The visual representation of your workflow, known as a workflow diagram or flowchart, uses symbols to represent tasks, decisions, and waypoints. These flowchart symbols, or workflow symbols, are a common language used to create workflows, whether on a whiteboard or in diagram software.
Here are the most common flowchart symbols, from the very basic to the more advanced ones you’ll need as you create more complex, in-depth workflows.
The oval in a flowchart represents the start or end of a process. For example, if you’re creating a workflow for expense report approval, an oval would represent when the employee submits the expense report or when the employee is reimbursed.

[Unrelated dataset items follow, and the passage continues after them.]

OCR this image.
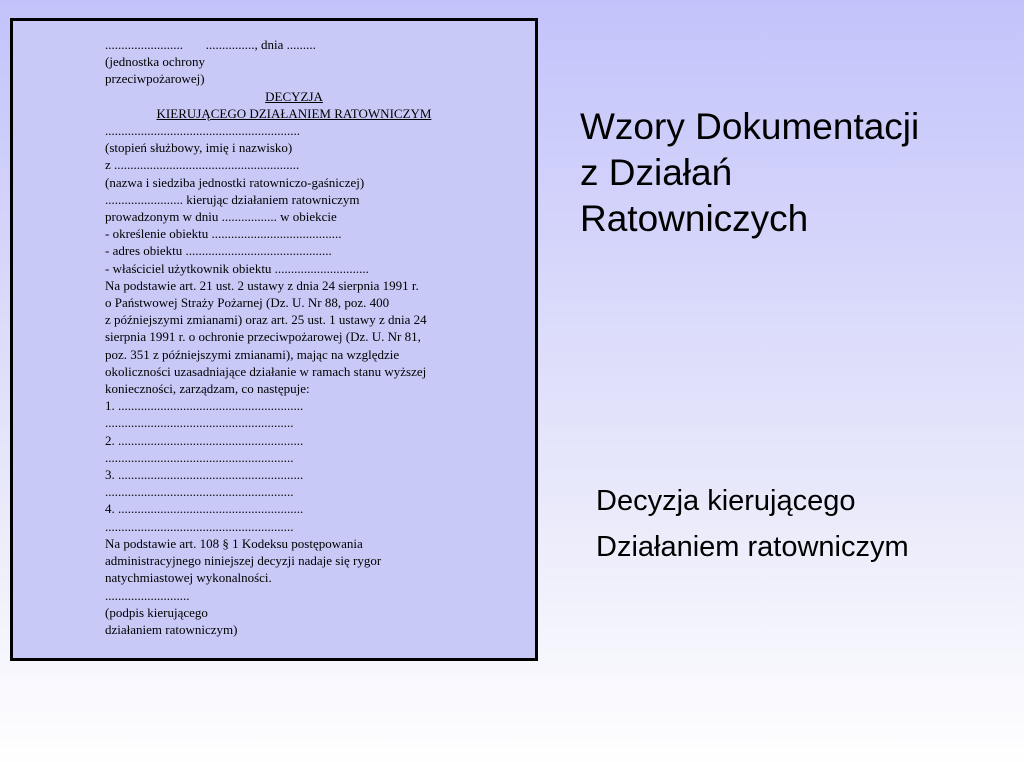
........................       ..............., dnia .........
(jednostka ochrony
przeciwpożarowej)
DECYZJA
KIERUJĄCEGO DZIAŁANIEM RATOWNICZYM
............................................................
(stopień służbowy, imię i nazwisko)
z .........................................................
(nazwa i siedziba jednostki ratowniczo-gaśniczej)
........................ kierując działaniem ratowniczym
prowadzonym w dniu ................. w obiekcie
- określenie obiektu ........................................
- adres obiektu .............................................
- właściciel użytkownik obiektu .............................
Na podstawie art. 21 ust. 2 ustawy z dnia 24 sierpnia 1991 r.
o Państwowej Straży Pożarnej (Dz. U. Nr 88, poz. 400
z późniejszymi zmianami) oraz art. 25 ust. 1 ustawy z dnia 24
sierpnia 1991 r. o ochronie przeciwpożarowej (Dz. U. Nr 81,
poz. 351 z późniejszymi zmianami), mając na względzie
okoliczności uzasadniające działanie w ramach stanu wyższej
konieczności, zarządzam, co następuje:
1. .........................................................
..........................................................
2. .........................................................
..........................................................
3. .........................................................
..........................................................
4. .........................................................
..........................................................
Na podstawie art. 108 § 1 Kodeksu postępowania
administracyjnego niniejszej decyzji nadaje się rygor
natychmiastowej wykonalności.
..........................
(podpis kierującego
działaniem ratowniczym)
Wzory Dokumentacji
z Działań
Ratowniczych
Decyzja kierującego
Działaniem ratowniczym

When you see a rectangle in a flowchart, it represents a step in the workflow. In the expense report workflow, it would represent the employee’s manager reviewing the submitted expense report.
An arrow connects different steps of the workflow and points to what the next step is. For example, you’d use an arrow to connect the employee submitting an expense report to the next step, the manager reviewing the expense report.
The diamond symbol represents a decision that needs to be made. In an expense report workflow, that might be manager approval for the report submitted by an employee.
With these four basic flowchart symbols — the oval, rectangle, arrow, and diamond — you can start creating workflow diagrams and flowcharts. But for more complex processes, you’ll want to use symbols that better represent the elements that go into the workflow, like documents and data. Here are some more advanced workflow symbols that can help add clarity to your diagrams.
You can create single and multiple document icons to show users that there are references they can use as part of the workflow. For example, you could use a document symbol to indicate that an invoice needs to be created. These symbols look like rectangles with a wavy bottom.
In addition to the document symbols, you can add data symbols to show where your flowchart references are stored.
A symbol that looks like a curved rectangle represents data that’s stored in any format. A square represents data stored locally, a tape symbol notes that the data must be accessed sequentially, and a cylinder represents data that can be accessed in any order. A wavy rectangle indicates that the data is stored in an older, legacy computer system.
Input and output symbols
Along with illustrating different types of data and where it’s stored, you can use input and output symbols to show where and how data enters the workflow.
There are several of these symbols, including an uneven rectangle to show when you manually enter data at a prompt, a trapezoid to represent when you make manual adjustments to the workflow, a parallelogram to illustrate data being added or pulled from your workflow, and an oval with a point on the left side to indicate when information is displayed to a user.
Merging and connecting symbols
Merging and connecting symbols are more advanced flowchart symbols that can connect workflow diagrams that span multiple pages.
An inverted triangle illustrates where separate processes join together. A square with a point at the bottom indicates an off-page connector, which is when a workflow continues onto a new page. A circle shows when a flow connects across multiple charts or pages.
Other advanced shapes
There are other workflow symbols you can use, like a rectangle with parallel lines on the sides to represent a predefined process or a pre-existing workflow that’s defined somewhere else. There’s also a rectangle with squared-off top edges to represent a loop limit, or the beginning or end of a repeated step in a process. Finally, you can use a rectangle with a rounded right edge to indicate that there’s a planned delay or wait in the workflow.
With these different flowchart symbols, you should be able to get started creating your own workflow diagrams and flowcharts. Any workflow diagram software program you use will likely include all of these symbols and more, which will make it easier for you to visually represent how things are supposed to go in your business processes.